The day before yesterday, I happened upon the following article, linked from this site:
"Under Cheney, Halliburton Helped Saddam Hussein Siphon Billions from UN Oil-for-Food Program" By Jason Leopold
I've been following the Halliburton cover-up, as this is the most egregious example of what is not being addressed by CNN, MSNBC, and the other major media networks where most people get their news. I'm not familiar with this online journal, Scoops, but I noticed an article by Bill Moyers, whom I so admire, and clicked on it, and what does he discuss but the very real and frightening current state of media news in corporate conglomerate, and the dangers this imposes upon our freedoms. It's quite a lengthy article, amusing and seriously reflective. Some snipets follow, if you're interested. I would love to hear what Moyers has to say about Sinclair's recent decision. (I don't know why the copied link is not showing up as a highlighted link. Sorry.)
http://www.scoop.co.nz/mason/stories/HL0410/S00120.htmJOURNALISM UNDER FIRE
This speech was given by Bill Moyers at a Society of Professional Journalists conference on Sept. 11, 2004.
By Bill Moyers
"If raging ideologies are difficult to penetrate, so is secrecy. Secrecy is hardly a new or surprising story. But we are witnessing new barriers imposed on public access to information and a rapid mutation of America's political culture in favor of the secret rule of government."
"But never has there been an administration like the one in power today so disciplined in secrecy, so precisely in lockstep in keeping information from the people at large and, in defiance of the Constitution, from their representatives in Congress. The litany is long: The president's chief of staff orders a review that leads to at least 6000 documents being pulled from government websites. The Defense Department bans photos of military caskets being returned to the U.S. To hide the influence of Kenneth Lay, Enron, and other energy moguls, the vice president stonewalls his energy task force records with the help of his duck-hunting pal on the Supreme Court. The CIA adds a new question to its standard employee polygraph exam, asking, "Do you have friends in the media?"

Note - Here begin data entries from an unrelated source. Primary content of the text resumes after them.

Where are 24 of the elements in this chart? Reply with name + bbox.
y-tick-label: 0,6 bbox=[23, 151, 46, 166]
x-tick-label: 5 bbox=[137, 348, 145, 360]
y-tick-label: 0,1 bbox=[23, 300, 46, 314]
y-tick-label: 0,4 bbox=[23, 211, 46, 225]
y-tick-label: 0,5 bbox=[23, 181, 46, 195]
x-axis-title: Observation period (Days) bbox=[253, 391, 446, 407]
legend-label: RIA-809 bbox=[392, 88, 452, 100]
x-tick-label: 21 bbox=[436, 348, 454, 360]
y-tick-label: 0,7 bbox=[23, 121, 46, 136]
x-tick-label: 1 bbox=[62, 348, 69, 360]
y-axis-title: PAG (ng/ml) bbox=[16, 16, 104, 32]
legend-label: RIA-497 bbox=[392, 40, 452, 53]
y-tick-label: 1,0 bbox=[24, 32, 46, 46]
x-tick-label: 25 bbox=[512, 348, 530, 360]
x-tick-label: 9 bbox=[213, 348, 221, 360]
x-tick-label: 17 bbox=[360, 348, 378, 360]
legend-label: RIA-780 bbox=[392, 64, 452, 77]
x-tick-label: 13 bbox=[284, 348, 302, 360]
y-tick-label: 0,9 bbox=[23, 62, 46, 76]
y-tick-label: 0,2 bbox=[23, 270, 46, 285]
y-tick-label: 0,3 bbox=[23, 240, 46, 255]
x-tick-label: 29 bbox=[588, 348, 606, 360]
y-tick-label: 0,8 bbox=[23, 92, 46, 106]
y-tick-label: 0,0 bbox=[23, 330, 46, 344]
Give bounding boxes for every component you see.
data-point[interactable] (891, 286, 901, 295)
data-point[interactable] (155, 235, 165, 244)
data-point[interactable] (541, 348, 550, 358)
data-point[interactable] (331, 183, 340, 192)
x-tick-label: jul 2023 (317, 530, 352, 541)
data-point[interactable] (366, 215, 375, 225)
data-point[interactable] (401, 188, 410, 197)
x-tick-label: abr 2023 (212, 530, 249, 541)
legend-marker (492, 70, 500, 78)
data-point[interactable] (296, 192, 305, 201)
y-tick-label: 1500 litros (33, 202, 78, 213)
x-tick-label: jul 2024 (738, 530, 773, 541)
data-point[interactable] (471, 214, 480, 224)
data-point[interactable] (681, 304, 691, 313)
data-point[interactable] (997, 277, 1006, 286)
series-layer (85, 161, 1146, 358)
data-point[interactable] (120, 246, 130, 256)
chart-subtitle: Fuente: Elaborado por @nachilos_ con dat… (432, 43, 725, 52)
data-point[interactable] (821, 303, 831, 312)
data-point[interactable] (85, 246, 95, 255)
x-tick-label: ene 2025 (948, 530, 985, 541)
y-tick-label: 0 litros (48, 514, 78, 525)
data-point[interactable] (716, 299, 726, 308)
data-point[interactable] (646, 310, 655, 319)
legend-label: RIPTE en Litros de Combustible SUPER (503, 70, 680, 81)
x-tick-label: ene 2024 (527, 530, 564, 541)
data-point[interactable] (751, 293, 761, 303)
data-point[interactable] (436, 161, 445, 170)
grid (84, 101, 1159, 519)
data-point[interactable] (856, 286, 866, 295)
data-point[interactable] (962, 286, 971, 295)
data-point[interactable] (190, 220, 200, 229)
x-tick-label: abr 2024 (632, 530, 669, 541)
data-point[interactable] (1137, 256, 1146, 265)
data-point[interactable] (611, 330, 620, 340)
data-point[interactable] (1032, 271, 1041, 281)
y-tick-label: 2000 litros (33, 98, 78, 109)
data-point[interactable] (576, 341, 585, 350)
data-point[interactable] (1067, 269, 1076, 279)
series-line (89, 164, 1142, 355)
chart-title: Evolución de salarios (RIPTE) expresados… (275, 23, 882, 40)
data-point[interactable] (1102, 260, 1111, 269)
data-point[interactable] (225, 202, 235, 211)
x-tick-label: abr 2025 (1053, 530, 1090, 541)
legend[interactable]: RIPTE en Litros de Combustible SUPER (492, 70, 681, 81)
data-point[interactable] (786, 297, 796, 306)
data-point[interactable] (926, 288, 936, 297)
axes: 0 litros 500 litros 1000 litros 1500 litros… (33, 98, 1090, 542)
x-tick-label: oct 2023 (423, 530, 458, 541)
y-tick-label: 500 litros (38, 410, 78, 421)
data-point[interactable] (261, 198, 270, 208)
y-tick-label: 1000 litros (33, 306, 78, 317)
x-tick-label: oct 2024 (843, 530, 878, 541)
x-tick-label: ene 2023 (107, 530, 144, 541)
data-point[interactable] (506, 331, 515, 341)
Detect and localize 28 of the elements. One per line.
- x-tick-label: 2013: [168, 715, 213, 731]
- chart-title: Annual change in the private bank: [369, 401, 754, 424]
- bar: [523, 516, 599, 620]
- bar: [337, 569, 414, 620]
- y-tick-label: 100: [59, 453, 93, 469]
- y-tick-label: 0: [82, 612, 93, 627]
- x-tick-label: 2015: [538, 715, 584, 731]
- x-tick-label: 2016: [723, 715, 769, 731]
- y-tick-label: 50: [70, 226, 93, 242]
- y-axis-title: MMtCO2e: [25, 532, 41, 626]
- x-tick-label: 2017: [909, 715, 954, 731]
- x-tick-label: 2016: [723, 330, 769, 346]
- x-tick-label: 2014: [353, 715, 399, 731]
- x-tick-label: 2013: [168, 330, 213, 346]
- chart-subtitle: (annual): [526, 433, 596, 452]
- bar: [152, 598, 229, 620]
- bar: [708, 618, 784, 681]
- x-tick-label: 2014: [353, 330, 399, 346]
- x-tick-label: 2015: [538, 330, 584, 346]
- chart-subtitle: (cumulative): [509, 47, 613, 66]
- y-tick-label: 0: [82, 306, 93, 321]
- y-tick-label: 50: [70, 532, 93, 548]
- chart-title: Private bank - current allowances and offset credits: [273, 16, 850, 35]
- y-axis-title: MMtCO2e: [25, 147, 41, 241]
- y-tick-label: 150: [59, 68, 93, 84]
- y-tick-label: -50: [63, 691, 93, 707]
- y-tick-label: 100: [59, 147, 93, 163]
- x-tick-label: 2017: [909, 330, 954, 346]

"Now we are buying into the very paradigm of a "war on terror" that our government with staggering banality, soaring hubris, and stunning bravado employs to elicit public acquiescence while offering no criterion of success or failure, no knowledge of the cost, and no measure of democratic accountability."
"That's why I have also become a nuisance, if not a fanatic, on the perils of media consolidation."
"Sure enough, as merger as followed merger, journalism has been driven further down the hierarchy of values in the huge conglomerates that dominate what we see, read and hear. And to feed the profit margins journalism has been directed to other priorities than "the news we need to know to keep our freedoms.""
"A profound transformation is happening here. The framers of our nation never envisioned these huge media giants; never imagined what could happen if big government, big publishing and big broadcasters ever saw eye to eye in putting the public's need for news second to their own interests and to the ideology of free-market economics. Nor could they have foreseen the rise of a quasi-official partisan press serving as a mighty megaphone for the regime in power. Stretching from Washington think tanks funded by corporations to the editorial pages of the Wall Street Journal to Rupert Murdoch's far-flung empire of tabloid journalism to the nattering know- nothings of talk radio, a ceaseless conveyor belt often taking its cues from daily talking points supplied by the Republican National Committee moves mountains of the official party line into the public discourse. But that's not their only mission. They wage war on anyone who does not subscribe to the propaganda, heaping scorn on what they call "old-school journalism.""
"But I approach the end of my own long run believing more strongly than ever that the quality of journalism and the quality of democracy are inextricably joined."
"I believe democracy requires "a sacred contract" between journalists and those who put their trust in us to tell them what we can about how the world really works."